​Sí, la empleabilidad también se entrena

|

Francisco Gonzu00e1lez (1)

Buscar trabajo dejó de ser hace tiempo un ejercicio que se resuelve simplemente enumerando años de experiencia y conocimientos técnicos. Hoy, en un mercado laboral cada vez más competitivo, también importa la capacidad de comunicar lo que sabemos hacer, presentar adecuadamente nuestra trayectoria, enfrentar una entrevista y construir relaciones profesionales que puedan abrir nuevas oportunidades.


La realidad chilena vuelve especialmente relevante esta discusión. El desempleo alcanzó un 9,5% en el trimestre móvil mayo-julio de 2026, la cifra más alta de los últimos cinco años, según el Instituto Nacional de Estadísticas (INE). En este contexto, esperar a quedar desempleado para comenzar a preocuparse por la empleabilidad puede ser un error. La preparación debería ser permanente y formar parte del desarrollo profesional.


Y es aquí donde aparece el concepto de inplacement. A diferencia del tradicional outplacement, asociado generalmente a procesos de desvinculación, este modelo propone trabajar la empleabilidad desde una perspectiva preventiva. La idea es sencilla, pero poderosa: no esperar a estar fuera del mercado laboral para preguntarse cómo mejorar las posibilidades de encontrar un nuevo empleo.


El programa inplacement (www.inplacement.cl) contempla sesiones individuales en las que especialistas en hunting revisan aspectos concretos de la búsqueda laboral. Uno de ellos es el currículum, que muchas veces se considera un simple resumen de la vida profesional, cuando en realidad funciona como una herramienta de comunicación. La estructura, extensión, palabras clave, fechas de los empleos y, sobre todo, la manera de presentar las competencias puede determinar si un candidato avanza o queda fuera de un proceso.


Pero tener un buen CV no basta. También es necesario saber hacia dónde se quiere avanzar. Definir objetivos laborales permite orientar la búsqueda y evitar que la postulación se convierta en un ejercicio indiscriminado que termina desgastando al candidato.

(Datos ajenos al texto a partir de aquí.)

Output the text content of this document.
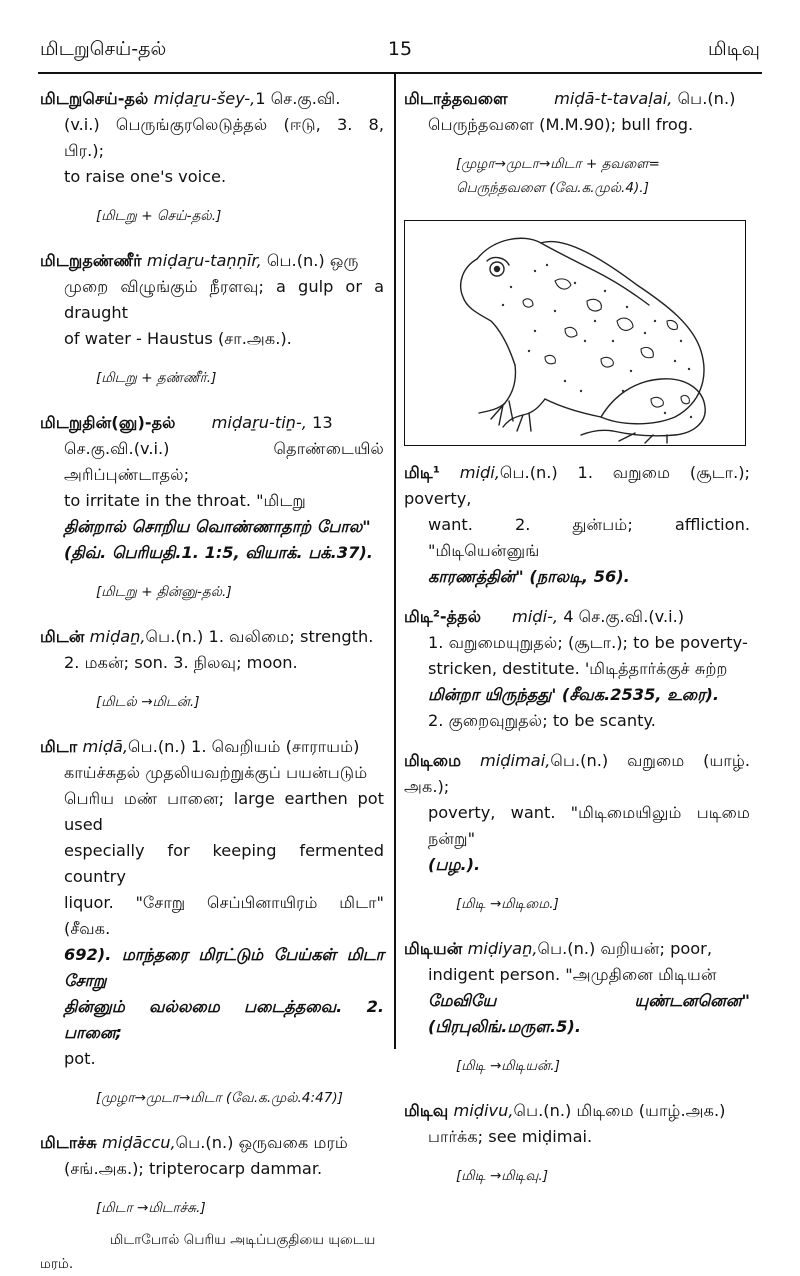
மிடறுசெய்-தல்	15	மிடிவு
மிடறுசெய்-தல் miḍaṟu-šey-,1 செ.கு.வி.
(v.i.) பெருங்குரலெடுத்தல் (ஈடு, 3. 8, பிர.);
to raise one's voice.
[மிடறு + செய்-தல்.]
மிடறுதண்ணீர் miḍaṟu-taṇṇīr, பெ.(n.) ஒரு
முறை விழுங்கும் நீரளவு; a gulp or a draught
of water - Haustus (சா.அக.).
[மிடறு + தண்ணீர்.]
மிடறுதின்(னு)-தல் miḍaṟu-tiṉ-, 13
செ.கு.வி.(v.i.) தொண்டையில் அரிப்புண்டாதல்;
to irritate in the throat. "மிடறு
தின்றால் சொறிய வொண்ணாதாற் போல"
(திவ். பெரியதி.1. 1:5, வியாக். பக்.37).
[மிடறு + தின்னு-தல்.]
மிடன் miḍaṉ,பெ.(n.) 1. வலிமை; strength.
2. மகன்; son. 3. நிலவு; moon.
[மிடல் →மிடன்.]
மிடா miḍā,பெ.(n.) 1. வெறியம் (சாராயம்)
காய்ச்சுதல் முதலியவற்றுக்குப் பயன்படும்
பெரிய மண் பானை; large earthen pot used
especially for keeping fermented country
liquor. "சோறு செப்பினாயிரம் மிடா" (சீவக.
692). மாந்தரை மிரட்டும் பேய்கள் மிடா சோறு
தின்னும் வல்லமை படைத்தவை. 2. பானை;
pot.
[முழா→முடா→மிடா (வே.க.முல்.4:47)]
மிடாச்சு miḍāccu,பெ.(n.) ஒருவகை மரம்
(சங்.அக.); tripterocarp dammar.
[மிடா →மிடாச்சு.]
மிடாபோல் பெரிய அடிப்பகுதியை யுடைய
மரம்.
மிடாத்தவளை	miḍā-t-tavaḷai, பெ.(n.)
பெருந்தவளை (M.M.90); bull frog.
[முழா→முடா→மிடா + தவளை= பெருந்தவளை (வே.க.முல்.4).]
மிடி¹ miḍi,பெ.(n.) 1. வறுமை (சூடா.); poverty,
want. 2. துன்பம்; affliction. "மிடியென்னுங்
காரணத்தின்" (நாலடி, 56).
மிடி²-த்தல் miḍi-, 4 செ.கு.வி.(v.i.)
1. வறுமையுறுதல்; (சூடா.); to be poverty-
stricken, destitute. 'மிடித்தார்க்குச் சுற்ற
மின்றா யிருந்தது' (சீவக.2535, உரை).
2. குறைவுறுதல்; to be scanty.
மிடிமை miḍimai,பெ.(n.) வறுமை (யாழ். அக.);
poverty, want. "மிடிமையிலும் படிமை நன்று"
(பழ.).
[மிடி →மிடிமை.]
மிடியன் miḍiyaṉ,பெ.(n.) வறியன்; poor,
indigent person. "அமுதினை மிடியன்
மேவியே யுண்டனனென" (பிரபுலிங்.மருள.5).
[மிடி →மிடியன்.]
மிடிவு miḍivu,பெ.(n.) மிடிமை (யாழ்.அக.)
பார்க்க; see miḍimai.
[மிடி →மிடிவு.]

Lo mismo ocurre con las redes profesionales. LinkedIn y los portales de empleo no deberían utilizarse únicamente cuando se necesita trabajo. Construir y mantener contactos, mostrar experiencia y participar activamente en el entorno profesional puede ser una inversión de largo plazo. En un mercado donde muchas oportunidades circulan antes de convertirse en avisos públicos, las redes pueden marcar una diferencia.


Otro elemento interesante es la evaluación de competencias. Un diagnóstico que permita identificar fortalezas y áreas de desarrollo ayuda a que una persona comprenda mejor qué puede ofrecer y qué necesita mejorar. Competencias como liderazgo, trabajo en equipo, orientación al cliente, capacidad analítica, planificación, flexibilidad y adaptación laboral adquieren valor cuando son reconocidas y, especialmente, cuando pueden demostrarse.

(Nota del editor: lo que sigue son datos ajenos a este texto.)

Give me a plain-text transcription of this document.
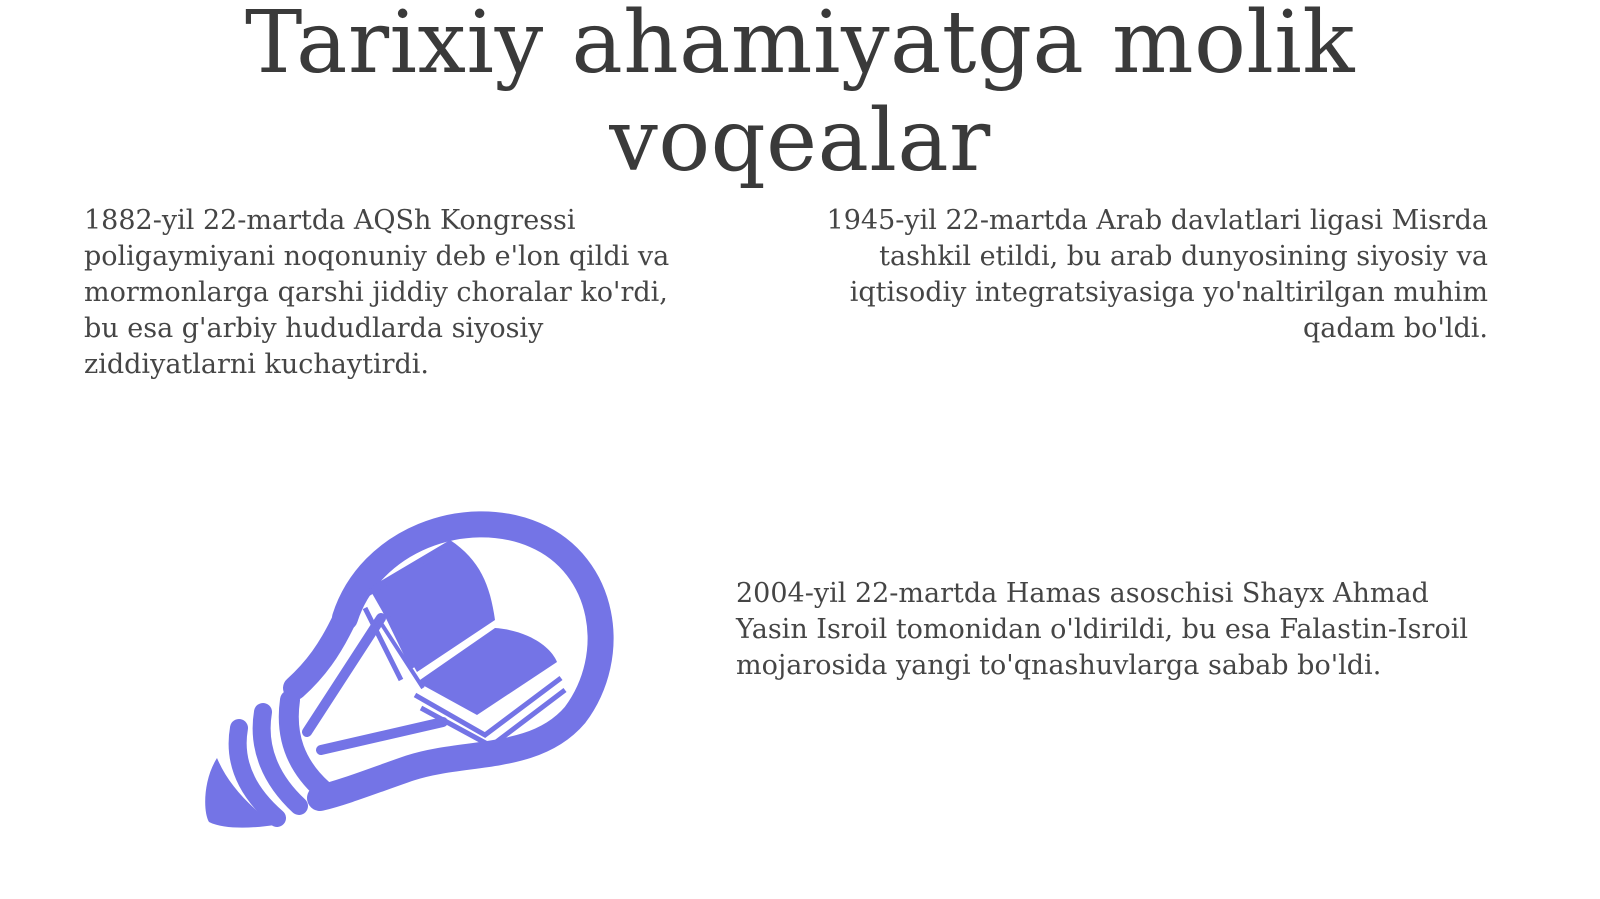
Tarixiy ahamiyatga molik
voqealar

1882-yil 22-martda AQSh Kongressi poligaymiyani noqonuniy deb e'lon qildi va mormonlarga qarshi jiddiy choralar ko'rdi, bu esa g'arbiy hududlarda siyosiy ziddiyatlarni kuchaytirdi.

1945-yil 22-martda Arab davlatlari ligasi Misrda tashkil etildi, bu arab dunyosining siyosiy va iqtisodiy integratsiyasiga yo'naltirilgan muhim qadam bo'ldi.

2004-yil 22-martda Hamas asoschisi Shayx Ahmad Yasin Isroil tomonidan o'ldirildi, bu esa Falastin-Isroil mojarosida yangi to'qnashuvlarga sabab bo'ldi.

Otro detalle está dado porque la entrevista también cambió. Con la expansión de los procesos remotos, saber desenvolverse frente a una cámara pasó a ser parte de la empleabilidad. El entorno, la comunicación no verbal, la vestimenta e incluso aspectos técnicos pueden influir en la impresión que genera un candidato. Son detalles aparentemente menores, pero en una entrevista pueden tener consecuencias importantes.


Por eso, hablar hoy de empleabilidad implica mucho más que hablar de conseguir trabajo. Significa desarrollar la capacidad de reconocer nuestras fortalezas, comunicar nuestro valor y adaptarnos a las nuevas formas de selección. En tiempos de mayor desempleo, prepararse cuando todavía se tiene empleo no es pesimismo, sino que una estrategia.